PyRecover

Author: Shaswat Gupta
Contact: Email
Project Repository: PyRecover
Overview
PyRecover is a robust distributed checkpointing and job management system for multi-GPU SLURM workloads. It enables efficient, time-aware checkpointing to maximize cluster utilization and prevent loss of training progress.
Key Features
- Distributed checkpointing for large models and multi-GPU jobs
 - Time-aware job management to avoid job preemption and maximize resource usage
 - Seamless SLURM integration for easy deployment on HPC clusters
 - Fault-tolerant training with automatic resume from latest checkpoint
 - Support for Flash Attention and other advanced optimizations
 - Flexible configuration for both single-node and multi-node jobs
 - Comprehensive benchmarking and loss convergence tracking
 - Open-source under the MIT License
 
Installation
# Clone the repository
git clone https://github.com/Shaswat-G/PyRecover
cd pyrecover
# Create and activate conda environment
conda env create -f env.yml
conda activate pyrecover
Installation with Flash Attention
Ensure CUDA toolkit, C++ compiler, and Python dev headers are installed. Then:
./setup_flashattention.sh
# or
pip install ".[flash-attention]"
Project Structure
pyrecover/
├── train.py                      # Main training script
├── env.yml                       # Conda environment file
├── submit-training-simple.sh     # SLURM submission script
├── setup_flashattention.sh       # Flash Attention setup
├── tests/                        # Benchmark and test scripts
│   └── check_weights_equality.py # Checkpoint equality checker
├── ...                           # Other modules and utilities
Quick Start
Non-distributed Training
sbatch submit-training-simple.sh --exp_name=my_experiment
Distributed Training
sbatch submit-training-simple.sh --distributed --exp_name=distributed_exp
Resume from Checkpoint
sbatch submit-training-simple.sh --distributed --continue --use_torch_distributed_ckpt
Command Line Arguments
The training script (train.py) accepts various arguments:
| Argument | Description | Default | 
|---|---|---|
--dataset | 
      Path to parquet file with text data | /capstor/store/cscs/ethz/large-sc/datasets/train_data.parquet | 
    
--sequence-length | 
      Maximum sequence length | 2048 | 
--batch-size | 
      Batch size per GPU | 1 | 
--learning-rate | 
      Learning rate | 1e-5 | 
--training-steps | 
      Number of training steps | 1000 | 
--distributed | 
      Enable distributed training | False | 
--model-dtype | 
      Model precision (fp16/bf16/fp32/fp64) | “bf16” | 
--checkpoint-dir | 
      Directory for checkpoints | “checkpoints/” | 
--checkpoint-frequency | 
      Save checkpoint every N steps | 10 | 
--resume-from-checkpoint | 
      Path to checkpoint or “latest” | None | 
--profile | 
      activates profiling support for nsys | False | 
--experiment_name | 
      Name of experiment (for checkpoint subfolder) | “default-exp” | 
--use-torch-distributed-ckpt | 
      Use distributed checkpointing | False | 
--compile | 
      Compile model with torch.compile | False | 
--fused-optimizer | 
      Use fused optimizer | False | 
--use_flash_attention | 
      Use flash-attention in the model | False | 
--log-loss-to-csv | 
      Log loss to a csv for plots/comparison | False | 
--timeaware-checkpointing | 
      Activates time aware checkpointing | False | 
For a complete list, run:
python train.py --help
SLURM Submission Script
The script submit-training-simple.sh launches jobs on SLURM clusters.
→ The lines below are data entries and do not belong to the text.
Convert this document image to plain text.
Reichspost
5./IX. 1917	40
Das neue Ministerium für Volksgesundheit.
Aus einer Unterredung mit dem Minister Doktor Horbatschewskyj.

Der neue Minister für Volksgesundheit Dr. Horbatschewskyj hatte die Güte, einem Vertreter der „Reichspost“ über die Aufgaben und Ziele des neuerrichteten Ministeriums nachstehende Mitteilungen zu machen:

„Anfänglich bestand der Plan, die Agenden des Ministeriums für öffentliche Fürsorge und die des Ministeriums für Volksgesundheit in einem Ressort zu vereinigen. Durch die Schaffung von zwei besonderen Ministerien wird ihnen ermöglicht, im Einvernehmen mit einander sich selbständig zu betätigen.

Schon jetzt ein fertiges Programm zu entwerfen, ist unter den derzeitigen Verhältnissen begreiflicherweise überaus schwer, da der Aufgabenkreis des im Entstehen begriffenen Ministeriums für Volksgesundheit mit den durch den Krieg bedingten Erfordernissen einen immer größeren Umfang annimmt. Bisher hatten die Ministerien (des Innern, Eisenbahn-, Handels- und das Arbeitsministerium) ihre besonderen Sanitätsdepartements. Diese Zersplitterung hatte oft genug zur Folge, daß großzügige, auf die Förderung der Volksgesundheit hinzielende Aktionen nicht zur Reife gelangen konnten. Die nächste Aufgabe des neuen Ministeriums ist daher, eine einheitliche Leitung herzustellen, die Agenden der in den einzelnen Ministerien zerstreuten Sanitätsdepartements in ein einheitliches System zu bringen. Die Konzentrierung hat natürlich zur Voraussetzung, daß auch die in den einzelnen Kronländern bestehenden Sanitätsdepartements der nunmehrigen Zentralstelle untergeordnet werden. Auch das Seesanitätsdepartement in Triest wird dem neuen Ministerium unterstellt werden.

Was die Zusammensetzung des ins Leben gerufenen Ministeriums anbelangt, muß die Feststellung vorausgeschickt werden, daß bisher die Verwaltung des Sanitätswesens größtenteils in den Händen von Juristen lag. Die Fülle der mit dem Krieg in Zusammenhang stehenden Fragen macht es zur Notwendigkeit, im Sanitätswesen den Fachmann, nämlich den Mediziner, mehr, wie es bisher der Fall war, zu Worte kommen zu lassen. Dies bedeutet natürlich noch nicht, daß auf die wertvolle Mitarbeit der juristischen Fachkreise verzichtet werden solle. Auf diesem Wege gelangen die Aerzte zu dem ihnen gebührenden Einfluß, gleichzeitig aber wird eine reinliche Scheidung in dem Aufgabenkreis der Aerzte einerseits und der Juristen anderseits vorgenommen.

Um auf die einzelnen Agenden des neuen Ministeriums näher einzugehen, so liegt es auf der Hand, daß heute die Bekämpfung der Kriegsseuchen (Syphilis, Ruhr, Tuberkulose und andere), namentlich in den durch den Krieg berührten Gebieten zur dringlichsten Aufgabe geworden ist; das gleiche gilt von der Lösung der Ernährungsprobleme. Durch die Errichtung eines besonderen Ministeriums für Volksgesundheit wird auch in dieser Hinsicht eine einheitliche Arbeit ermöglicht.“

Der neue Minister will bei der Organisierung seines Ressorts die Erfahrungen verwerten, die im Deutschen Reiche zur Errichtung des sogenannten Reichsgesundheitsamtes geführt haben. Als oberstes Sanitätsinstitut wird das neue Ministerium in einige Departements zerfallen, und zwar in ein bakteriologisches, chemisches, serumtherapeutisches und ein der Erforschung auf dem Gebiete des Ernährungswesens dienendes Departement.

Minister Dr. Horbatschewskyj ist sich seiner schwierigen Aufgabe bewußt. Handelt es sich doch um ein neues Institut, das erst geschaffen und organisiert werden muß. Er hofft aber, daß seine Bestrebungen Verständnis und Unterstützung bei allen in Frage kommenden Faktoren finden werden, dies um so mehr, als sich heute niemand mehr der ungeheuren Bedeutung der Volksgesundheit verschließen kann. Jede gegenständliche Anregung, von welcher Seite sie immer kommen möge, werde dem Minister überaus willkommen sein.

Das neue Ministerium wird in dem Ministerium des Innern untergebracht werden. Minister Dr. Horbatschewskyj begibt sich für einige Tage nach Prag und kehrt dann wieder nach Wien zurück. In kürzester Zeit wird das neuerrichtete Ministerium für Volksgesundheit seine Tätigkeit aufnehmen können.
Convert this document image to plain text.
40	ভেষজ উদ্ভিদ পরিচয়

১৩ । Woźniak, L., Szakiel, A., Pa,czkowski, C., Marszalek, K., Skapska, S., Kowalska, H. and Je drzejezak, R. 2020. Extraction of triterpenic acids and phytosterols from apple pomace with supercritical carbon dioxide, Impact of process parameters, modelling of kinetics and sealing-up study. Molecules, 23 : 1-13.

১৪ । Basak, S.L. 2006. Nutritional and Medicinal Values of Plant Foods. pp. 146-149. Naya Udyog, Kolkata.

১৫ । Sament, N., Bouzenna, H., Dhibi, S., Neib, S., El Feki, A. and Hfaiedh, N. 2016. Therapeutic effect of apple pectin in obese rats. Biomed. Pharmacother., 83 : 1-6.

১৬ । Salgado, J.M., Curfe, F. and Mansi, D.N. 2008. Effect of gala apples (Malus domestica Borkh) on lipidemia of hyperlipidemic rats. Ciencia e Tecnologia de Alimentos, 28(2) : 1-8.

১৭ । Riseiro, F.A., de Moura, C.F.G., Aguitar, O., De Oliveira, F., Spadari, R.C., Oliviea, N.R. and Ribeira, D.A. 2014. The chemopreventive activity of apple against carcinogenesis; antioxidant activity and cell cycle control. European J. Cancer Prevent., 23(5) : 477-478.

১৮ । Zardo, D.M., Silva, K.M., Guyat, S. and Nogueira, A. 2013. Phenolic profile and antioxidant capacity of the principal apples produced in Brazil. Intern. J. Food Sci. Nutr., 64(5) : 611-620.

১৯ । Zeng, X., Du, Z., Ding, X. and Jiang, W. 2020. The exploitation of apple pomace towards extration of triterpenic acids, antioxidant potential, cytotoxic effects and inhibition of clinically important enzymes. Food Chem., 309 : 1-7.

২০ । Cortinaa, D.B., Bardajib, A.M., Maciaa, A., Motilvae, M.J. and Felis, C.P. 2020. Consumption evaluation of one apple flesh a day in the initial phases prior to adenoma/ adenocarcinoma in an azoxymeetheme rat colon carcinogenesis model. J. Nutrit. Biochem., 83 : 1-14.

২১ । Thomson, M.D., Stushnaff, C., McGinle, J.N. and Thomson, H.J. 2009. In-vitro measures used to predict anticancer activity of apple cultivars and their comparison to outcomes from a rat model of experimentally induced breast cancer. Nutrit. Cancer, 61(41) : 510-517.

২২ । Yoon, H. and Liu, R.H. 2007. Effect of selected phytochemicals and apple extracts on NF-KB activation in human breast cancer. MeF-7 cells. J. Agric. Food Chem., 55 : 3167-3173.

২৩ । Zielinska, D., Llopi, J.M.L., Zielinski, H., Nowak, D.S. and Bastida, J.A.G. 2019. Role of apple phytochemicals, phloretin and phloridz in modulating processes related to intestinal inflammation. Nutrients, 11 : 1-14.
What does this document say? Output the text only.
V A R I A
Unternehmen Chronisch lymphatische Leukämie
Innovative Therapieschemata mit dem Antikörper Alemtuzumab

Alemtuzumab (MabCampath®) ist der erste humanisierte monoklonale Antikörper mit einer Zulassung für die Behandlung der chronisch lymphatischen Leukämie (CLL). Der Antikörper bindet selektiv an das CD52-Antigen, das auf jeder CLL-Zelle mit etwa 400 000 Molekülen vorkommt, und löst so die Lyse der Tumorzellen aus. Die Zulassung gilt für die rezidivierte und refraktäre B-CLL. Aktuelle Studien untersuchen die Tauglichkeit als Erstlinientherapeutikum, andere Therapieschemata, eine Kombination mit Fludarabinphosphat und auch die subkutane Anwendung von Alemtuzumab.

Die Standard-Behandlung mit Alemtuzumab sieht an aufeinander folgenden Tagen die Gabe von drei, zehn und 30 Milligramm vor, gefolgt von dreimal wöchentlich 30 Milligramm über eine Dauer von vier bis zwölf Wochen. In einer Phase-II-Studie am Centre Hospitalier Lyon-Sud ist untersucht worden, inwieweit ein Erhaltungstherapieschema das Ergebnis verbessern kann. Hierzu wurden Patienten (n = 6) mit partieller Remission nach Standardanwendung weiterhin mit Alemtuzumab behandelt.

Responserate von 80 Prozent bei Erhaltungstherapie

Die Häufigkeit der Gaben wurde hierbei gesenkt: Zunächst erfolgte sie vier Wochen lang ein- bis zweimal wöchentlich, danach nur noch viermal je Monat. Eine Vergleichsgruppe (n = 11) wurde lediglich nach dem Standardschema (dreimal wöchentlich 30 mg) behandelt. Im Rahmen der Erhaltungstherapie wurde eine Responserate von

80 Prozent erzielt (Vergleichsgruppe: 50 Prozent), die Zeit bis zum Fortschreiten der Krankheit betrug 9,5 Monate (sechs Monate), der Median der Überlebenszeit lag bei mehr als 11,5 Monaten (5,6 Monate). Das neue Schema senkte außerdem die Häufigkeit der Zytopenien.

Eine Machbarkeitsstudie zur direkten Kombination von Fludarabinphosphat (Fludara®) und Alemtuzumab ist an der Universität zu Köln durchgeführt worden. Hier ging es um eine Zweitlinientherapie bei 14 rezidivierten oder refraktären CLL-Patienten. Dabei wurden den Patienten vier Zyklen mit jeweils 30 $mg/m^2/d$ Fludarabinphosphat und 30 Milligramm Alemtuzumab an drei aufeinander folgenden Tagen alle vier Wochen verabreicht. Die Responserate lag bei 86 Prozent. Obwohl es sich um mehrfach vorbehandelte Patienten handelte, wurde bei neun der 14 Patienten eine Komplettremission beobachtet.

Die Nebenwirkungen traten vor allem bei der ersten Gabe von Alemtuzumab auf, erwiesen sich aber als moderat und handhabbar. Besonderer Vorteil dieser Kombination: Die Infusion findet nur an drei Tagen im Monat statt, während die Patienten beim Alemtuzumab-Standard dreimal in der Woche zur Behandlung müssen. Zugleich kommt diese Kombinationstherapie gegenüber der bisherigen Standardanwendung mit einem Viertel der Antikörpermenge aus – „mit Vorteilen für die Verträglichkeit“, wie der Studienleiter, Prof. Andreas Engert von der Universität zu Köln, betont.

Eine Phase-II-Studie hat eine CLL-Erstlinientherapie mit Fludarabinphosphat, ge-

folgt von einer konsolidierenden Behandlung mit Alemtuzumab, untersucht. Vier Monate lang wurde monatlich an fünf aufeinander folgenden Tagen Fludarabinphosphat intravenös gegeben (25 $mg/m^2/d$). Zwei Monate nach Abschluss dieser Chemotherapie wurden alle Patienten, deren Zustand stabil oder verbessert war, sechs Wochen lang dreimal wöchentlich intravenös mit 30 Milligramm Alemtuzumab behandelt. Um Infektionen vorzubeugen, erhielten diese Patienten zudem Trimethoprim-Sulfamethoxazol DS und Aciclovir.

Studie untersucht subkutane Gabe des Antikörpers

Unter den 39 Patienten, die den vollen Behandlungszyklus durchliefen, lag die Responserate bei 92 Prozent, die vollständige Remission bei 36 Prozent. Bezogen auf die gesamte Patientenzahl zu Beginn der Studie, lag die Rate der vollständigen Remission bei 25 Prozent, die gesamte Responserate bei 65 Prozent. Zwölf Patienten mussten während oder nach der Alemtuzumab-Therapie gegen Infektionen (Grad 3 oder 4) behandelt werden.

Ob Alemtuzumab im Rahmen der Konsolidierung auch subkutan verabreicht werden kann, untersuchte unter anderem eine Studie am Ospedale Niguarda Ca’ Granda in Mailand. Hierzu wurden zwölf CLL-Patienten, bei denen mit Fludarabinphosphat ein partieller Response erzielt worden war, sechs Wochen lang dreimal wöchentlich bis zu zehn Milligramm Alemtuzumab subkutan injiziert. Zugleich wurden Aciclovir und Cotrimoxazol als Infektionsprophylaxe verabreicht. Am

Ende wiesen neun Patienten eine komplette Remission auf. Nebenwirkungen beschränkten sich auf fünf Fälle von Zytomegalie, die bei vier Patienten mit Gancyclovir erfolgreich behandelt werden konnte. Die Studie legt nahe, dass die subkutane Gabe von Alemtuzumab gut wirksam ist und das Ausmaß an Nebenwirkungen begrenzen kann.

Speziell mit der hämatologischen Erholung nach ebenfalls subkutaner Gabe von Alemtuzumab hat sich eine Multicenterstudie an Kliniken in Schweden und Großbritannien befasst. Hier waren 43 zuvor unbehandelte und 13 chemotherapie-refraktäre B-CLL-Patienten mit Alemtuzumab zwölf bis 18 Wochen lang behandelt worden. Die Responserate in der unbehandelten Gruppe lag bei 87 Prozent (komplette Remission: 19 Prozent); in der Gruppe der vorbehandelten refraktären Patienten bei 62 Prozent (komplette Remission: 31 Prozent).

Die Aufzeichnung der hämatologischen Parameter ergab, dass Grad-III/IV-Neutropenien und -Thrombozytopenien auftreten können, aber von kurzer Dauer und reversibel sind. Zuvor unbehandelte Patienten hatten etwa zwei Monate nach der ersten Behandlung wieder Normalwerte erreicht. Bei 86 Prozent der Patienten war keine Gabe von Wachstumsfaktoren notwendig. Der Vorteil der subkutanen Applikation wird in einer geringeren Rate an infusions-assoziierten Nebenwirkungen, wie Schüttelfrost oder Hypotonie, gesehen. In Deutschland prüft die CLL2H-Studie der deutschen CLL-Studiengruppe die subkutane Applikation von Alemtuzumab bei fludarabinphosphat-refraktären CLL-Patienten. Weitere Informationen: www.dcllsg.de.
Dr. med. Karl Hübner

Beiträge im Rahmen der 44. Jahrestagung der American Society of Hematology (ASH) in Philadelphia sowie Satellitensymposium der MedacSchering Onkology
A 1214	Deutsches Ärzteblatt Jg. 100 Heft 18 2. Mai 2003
Key parameters:
| SLURM Parameter | Description | 
|---|---|
--nodes | 
      Number of nodes to allocate | 
--ntasks-per-node | 
      Tasks per node (typically 1 per GPU) | 
--gpus-per-node | 
      GPUs to use per node | 
--time | 
      Time limit for the job | 
--partition | 
      SLURM partition to use | 
Checkpointing
- Vanilla Checkpointing: Standard PyTorch checkpointing (default)
 - Distributed Checkpointing: Faster for large models (enable with 
--use_torch_distributed_ckpt) - Time-Aware Checkpointing: Add 
--timeaware-checkpointingto auto-save before walltime ends 
Benchmarks
- Check equality of weights: 
python check_weights_equality.py <checkpoint1> <checkpoint2> [--distributed] [--tolerance 1e-7] [--verbose] - Loss convergence: Add 
--log-loss-to-csvto log step-wise loss for analysis 
License
This project is licensed under the MIT License.
Acknowledgments
Developed at ETH Zurich for robust, large-scale deep learning on HPC clusters.